Re: Regulating PUA.

From: Philippe Verdy (
Date: Sat Jan 27 2007 - 14:32:54 CST

  • Next message: Philippe Verdy: "Re: Proposing a DOUBLE HYPHEN punctuation mark"

    From: "Richard Wordingham" <>
    > It would indeed be pleasant if there were some way of defining the meaning
    > and properties of PUA characters. Unfortunately, there doesn't seem to be.
    > In this case, font seems to be the most practical way of identifying the
    > meaning of a PUA character. After all, a recipient may in principle freely
    > switch between conventions, depending on whom he is communicating with.
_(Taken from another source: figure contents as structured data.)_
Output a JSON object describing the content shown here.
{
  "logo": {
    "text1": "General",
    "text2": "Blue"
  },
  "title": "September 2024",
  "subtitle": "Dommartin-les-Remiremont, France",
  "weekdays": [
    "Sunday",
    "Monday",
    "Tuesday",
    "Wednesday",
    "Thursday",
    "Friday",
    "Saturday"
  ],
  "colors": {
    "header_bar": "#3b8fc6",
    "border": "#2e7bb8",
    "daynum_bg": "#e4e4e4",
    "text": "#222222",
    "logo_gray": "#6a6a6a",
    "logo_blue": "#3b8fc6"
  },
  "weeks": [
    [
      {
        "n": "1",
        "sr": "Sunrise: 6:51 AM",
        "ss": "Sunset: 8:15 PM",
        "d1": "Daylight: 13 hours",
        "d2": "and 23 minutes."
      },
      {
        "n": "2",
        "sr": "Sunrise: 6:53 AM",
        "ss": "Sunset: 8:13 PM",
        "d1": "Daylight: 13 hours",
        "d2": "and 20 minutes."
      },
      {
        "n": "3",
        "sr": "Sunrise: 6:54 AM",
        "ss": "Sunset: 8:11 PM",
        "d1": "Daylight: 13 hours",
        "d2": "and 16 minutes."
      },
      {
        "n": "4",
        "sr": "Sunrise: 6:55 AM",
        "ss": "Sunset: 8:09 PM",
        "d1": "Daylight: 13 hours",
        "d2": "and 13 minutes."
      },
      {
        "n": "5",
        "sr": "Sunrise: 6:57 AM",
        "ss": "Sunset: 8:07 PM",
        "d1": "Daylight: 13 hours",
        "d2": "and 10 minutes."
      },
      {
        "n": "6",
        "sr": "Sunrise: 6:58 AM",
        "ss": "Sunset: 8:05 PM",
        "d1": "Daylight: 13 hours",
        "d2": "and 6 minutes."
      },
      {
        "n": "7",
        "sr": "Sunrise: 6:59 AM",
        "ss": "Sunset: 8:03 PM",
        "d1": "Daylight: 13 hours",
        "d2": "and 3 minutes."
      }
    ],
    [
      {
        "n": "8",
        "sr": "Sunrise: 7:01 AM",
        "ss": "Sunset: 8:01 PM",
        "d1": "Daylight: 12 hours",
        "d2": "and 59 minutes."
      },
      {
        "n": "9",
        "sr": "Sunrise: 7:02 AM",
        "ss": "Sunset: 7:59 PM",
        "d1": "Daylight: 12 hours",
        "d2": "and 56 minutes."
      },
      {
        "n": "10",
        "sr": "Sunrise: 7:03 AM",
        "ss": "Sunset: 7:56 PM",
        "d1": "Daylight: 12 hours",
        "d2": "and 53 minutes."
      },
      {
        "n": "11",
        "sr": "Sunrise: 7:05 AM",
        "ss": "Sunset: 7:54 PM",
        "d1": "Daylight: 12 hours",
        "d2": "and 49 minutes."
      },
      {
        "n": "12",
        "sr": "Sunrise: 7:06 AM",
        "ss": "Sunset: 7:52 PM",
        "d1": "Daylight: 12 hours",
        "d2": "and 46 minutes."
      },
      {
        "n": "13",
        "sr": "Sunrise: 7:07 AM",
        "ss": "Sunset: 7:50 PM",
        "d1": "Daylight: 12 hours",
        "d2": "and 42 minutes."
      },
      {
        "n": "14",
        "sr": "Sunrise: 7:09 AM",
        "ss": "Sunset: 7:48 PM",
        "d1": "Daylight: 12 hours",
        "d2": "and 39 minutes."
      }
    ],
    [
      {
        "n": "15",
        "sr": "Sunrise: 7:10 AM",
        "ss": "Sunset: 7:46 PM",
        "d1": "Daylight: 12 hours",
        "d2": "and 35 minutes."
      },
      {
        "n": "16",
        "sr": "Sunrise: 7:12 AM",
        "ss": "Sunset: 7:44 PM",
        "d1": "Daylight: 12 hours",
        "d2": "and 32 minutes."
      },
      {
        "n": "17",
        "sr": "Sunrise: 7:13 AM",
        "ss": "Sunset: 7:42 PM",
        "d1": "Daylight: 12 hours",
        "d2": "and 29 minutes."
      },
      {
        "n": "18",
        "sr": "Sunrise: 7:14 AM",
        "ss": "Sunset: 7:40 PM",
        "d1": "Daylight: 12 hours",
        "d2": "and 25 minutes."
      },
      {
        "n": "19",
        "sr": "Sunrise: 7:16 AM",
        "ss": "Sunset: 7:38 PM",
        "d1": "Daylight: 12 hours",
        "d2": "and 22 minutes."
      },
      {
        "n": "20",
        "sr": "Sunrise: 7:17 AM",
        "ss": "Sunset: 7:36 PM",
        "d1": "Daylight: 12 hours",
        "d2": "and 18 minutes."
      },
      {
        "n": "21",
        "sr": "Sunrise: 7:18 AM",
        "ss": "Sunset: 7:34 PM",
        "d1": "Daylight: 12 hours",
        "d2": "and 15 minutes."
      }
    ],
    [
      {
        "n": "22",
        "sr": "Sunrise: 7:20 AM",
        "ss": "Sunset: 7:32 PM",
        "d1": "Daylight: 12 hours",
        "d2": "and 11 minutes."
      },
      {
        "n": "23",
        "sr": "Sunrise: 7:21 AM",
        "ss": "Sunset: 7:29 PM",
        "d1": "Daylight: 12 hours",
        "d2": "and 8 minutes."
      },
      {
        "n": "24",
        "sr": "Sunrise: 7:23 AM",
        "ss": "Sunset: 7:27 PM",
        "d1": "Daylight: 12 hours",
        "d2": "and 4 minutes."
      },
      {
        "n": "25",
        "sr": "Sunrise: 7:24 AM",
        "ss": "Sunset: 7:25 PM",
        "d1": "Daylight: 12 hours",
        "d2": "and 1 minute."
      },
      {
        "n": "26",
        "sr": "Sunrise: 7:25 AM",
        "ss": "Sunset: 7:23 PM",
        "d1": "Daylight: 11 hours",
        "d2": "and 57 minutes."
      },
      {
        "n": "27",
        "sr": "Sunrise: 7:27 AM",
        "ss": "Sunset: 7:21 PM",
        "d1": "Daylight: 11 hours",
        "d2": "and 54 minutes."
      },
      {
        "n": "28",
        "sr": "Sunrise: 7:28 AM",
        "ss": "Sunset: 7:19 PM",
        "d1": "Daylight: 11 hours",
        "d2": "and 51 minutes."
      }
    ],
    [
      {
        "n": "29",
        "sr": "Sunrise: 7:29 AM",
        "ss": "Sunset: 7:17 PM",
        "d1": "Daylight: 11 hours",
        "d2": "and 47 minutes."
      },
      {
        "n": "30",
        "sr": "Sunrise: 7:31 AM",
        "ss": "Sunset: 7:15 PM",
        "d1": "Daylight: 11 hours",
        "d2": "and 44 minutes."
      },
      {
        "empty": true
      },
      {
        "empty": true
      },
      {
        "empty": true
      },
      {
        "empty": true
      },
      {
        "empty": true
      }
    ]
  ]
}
    That's why I described such a mechanism allowing to tag every occurence of a PUA (at the character level), and making PUAs into objects requiring two properties: the codepoint (which has some intrinsic default properties from the Unicode standard itself), and a transparent namespace (the best solution being using a URI string, like in XML namespaces). Unicode String objects (that contain ordered vectors of codepoints) would need to be extended by allowing to store also separately ranges of indices to which a namespace applies.
    All non PUAs, would belong to the default namespace (empty URI) for standard characters, and so each character,even if it's not a PUA, isattached to a single namespace.

    Transporting this inormation can then be performed at the document level (for example in external meta-data, like HTTP headers, or filesystem's file properties), or embedded in an envelope format that allows storing multiple parallel data threads (XML...), or could in fine be stored in plain-texts using special tag characters (like language tags in plane 14).

    Such system does not require using a single convention for compound documents.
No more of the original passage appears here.